The basic strategy here is to consider the query expression as a set of low-level implementation procedures predefined for each operation. For eg., there will be a set of procedures for implementing the restriction operation: one (say, procedure 'a') for the case where the restriction attribute is indexed, one (say, procedure 'b') where the restriction attribute is hashed and so on.

Each such procedure has and associated cost measure indicating the cost, typically in terms of disk I/Os.

The optimizer chooses one or more candidate procedures for each low-level operations in the query. The information about the current state of the database (existence of indexes, current cardinalities etc.) which is available from the system catalog will be used to make this choice of candidate procedures.

d)Generate Query Plans and Choose the Cheapest – In this last step, query plans are generated by combining a set of candidate implementation procedures. This can be explained with the following example(A trivial one but illustrative enough).

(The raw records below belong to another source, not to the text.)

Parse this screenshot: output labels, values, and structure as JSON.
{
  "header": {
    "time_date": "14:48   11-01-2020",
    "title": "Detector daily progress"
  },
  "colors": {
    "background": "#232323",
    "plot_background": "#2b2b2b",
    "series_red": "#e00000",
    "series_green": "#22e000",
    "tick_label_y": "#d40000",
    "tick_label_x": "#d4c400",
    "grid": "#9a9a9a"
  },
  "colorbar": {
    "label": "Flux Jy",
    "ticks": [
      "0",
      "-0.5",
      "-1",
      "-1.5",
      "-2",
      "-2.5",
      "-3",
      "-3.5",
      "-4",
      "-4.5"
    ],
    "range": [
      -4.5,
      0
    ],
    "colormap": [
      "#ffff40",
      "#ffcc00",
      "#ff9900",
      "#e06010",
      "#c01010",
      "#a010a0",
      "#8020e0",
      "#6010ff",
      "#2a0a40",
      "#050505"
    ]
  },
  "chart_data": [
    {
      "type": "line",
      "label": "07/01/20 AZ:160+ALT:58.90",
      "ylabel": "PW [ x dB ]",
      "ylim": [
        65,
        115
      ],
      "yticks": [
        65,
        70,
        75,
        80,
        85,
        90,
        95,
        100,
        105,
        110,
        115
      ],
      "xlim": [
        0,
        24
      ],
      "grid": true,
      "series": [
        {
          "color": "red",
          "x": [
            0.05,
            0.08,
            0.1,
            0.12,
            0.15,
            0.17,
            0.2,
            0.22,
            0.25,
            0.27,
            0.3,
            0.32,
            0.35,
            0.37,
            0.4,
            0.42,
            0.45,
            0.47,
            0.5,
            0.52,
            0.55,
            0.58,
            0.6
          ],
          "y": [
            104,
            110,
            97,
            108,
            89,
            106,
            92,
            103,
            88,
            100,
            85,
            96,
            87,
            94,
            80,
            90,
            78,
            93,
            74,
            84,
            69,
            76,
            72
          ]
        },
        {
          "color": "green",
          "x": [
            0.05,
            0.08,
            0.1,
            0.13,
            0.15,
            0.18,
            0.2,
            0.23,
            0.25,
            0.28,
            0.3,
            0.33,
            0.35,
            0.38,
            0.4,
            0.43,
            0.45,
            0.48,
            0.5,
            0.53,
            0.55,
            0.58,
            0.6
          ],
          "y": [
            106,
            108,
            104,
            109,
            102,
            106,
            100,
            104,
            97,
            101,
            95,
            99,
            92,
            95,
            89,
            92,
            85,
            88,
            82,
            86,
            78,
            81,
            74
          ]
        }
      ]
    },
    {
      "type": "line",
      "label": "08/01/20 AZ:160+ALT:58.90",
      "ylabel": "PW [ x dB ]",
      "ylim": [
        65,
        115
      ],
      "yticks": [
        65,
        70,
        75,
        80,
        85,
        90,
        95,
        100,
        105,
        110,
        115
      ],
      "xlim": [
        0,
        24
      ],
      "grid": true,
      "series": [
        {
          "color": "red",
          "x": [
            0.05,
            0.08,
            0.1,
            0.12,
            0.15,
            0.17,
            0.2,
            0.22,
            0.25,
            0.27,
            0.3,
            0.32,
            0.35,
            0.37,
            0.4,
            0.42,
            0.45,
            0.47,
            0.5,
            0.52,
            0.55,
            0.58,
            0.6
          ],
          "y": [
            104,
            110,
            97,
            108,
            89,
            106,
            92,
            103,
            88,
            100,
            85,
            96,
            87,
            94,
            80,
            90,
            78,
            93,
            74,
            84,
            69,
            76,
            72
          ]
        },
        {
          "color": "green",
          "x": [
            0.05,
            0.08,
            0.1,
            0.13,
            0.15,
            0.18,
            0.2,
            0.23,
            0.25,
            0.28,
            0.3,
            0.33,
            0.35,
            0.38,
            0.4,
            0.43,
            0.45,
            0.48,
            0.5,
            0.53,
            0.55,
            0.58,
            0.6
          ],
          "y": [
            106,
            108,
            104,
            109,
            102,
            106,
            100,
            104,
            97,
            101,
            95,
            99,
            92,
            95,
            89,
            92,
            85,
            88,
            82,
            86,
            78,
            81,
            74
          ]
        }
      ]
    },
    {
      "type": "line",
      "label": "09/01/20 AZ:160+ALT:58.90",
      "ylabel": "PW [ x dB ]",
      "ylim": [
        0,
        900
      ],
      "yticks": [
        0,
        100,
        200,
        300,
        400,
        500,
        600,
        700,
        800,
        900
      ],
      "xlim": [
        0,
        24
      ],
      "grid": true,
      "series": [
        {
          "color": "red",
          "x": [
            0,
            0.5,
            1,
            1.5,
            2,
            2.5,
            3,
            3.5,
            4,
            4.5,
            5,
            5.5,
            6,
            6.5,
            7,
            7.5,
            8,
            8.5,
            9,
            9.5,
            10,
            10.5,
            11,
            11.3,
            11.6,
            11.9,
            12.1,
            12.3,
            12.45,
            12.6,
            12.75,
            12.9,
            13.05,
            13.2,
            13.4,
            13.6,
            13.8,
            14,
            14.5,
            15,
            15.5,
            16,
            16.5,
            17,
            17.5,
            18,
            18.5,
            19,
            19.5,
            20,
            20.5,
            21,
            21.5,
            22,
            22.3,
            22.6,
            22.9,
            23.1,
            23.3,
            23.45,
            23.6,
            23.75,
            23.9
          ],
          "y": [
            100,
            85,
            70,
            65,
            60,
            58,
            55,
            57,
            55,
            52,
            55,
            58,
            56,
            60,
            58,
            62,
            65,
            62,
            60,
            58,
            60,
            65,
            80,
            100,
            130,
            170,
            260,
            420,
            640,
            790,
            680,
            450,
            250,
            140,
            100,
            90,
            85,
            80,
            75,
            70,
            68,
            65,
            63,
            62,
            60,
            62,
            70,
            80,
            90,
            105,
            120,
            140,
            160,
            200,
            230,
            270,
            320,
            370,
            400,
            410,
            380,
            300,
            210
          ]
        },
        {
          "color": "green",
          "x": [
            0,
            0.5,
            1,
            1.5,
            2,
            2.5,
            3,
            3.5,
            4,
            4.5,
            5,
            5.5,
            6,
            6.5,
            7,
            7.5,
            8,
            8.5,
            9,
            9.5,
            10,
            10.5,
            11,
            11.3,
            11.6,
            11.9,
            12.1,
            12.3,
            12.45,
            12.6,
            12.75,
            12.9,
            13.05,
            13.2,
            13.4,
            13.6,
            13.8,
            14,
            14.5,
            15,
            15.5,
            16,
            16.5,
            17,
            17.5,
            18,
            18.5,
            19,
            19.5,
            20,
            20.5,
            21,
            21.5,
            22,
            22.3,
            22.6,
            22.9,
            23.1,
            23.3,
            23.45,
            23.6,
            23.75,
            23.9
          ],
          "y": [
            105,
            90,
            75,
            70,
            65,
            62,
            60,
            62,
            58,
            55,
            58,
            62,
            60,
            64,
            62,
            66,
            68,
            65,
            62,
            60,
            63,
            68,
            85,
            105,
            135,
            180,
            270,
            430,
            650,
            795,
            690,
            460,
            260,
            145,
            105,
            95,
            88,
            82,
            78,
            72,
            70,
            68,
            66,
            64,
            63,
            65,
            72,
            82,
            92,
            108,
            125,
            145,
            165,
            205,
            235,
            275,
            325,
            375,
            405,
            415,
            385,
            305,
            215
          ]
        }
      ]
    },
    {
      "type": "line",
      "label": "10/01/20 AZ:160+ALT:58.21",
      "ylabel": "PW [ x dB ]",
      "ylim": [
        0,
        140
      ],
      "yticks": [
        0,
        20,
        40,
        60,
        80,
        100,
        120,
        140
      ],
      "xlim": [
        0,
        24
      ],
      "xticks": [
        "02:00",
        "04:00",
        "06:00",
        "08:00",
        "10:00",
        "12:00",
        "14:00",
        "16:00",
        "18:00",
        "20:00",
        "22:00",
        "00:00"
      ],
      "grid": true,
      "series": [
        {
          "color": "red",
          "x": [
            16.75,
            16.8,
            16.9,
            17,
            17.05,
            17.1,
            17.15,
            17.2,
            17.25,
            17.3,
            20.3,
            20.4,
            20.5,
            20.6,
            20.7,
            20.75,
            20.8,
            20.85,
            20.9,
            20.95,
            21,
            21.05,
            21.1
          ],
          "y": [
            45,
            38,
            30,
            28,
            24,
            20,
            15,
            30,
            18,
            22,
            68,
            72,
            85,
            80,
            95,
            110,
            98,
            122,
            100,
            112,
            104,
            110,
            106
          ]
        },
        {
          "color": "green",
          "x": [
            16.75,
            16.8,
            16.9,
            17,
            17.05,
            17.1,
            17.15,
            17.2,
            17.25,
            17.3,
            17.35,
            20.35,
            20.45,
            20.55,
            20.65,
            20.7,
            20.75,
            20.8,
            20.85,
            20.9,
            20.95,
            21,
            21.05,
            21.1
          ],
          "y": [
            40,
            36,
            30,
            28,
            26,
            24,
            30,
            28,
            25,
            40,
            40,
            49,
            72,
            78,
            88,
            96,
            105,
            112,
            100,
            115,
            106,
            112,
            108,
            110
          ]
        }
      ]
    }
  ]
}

Assume that there is a query expression comprising a restriction, a join and a projection. Some examples, of implementation procedures available for each of these operations can be assumed as given in the table below.

Operation
Condition Existing
Implementation Procedure
Restriction Restriction attribute is indexed
a
Restriction Restriction attribute is hashed
b
Restriction Restriction attribute is neither indexed nor hashed
c
Join
d
Join
e
Projection
f
Projection
g

Now the various query plans for the original query expression can be generated by making permutations of implementation procedures available for different operations. Thus the query plans can be

– adf
- adg
– aef
– aeg
– bdf
...
...

It has to be noted that in reality, the number of such query plans possible can be too many and hence generating all such plans and then choosing the cheapest will be expensive by itself. Hence a heuristic reduction of search space rather than exhaustive search needs to be done. Considering the above example, one such heuristic method can be as follows:

If the system knows that the restriction attribute is neither indexed nor hashed, then the query plans involving implementation procedure 'c ' alone (and not 'a' and 'b') need to be considered and the cheapest plan can be chosen from the reduced set of query plans.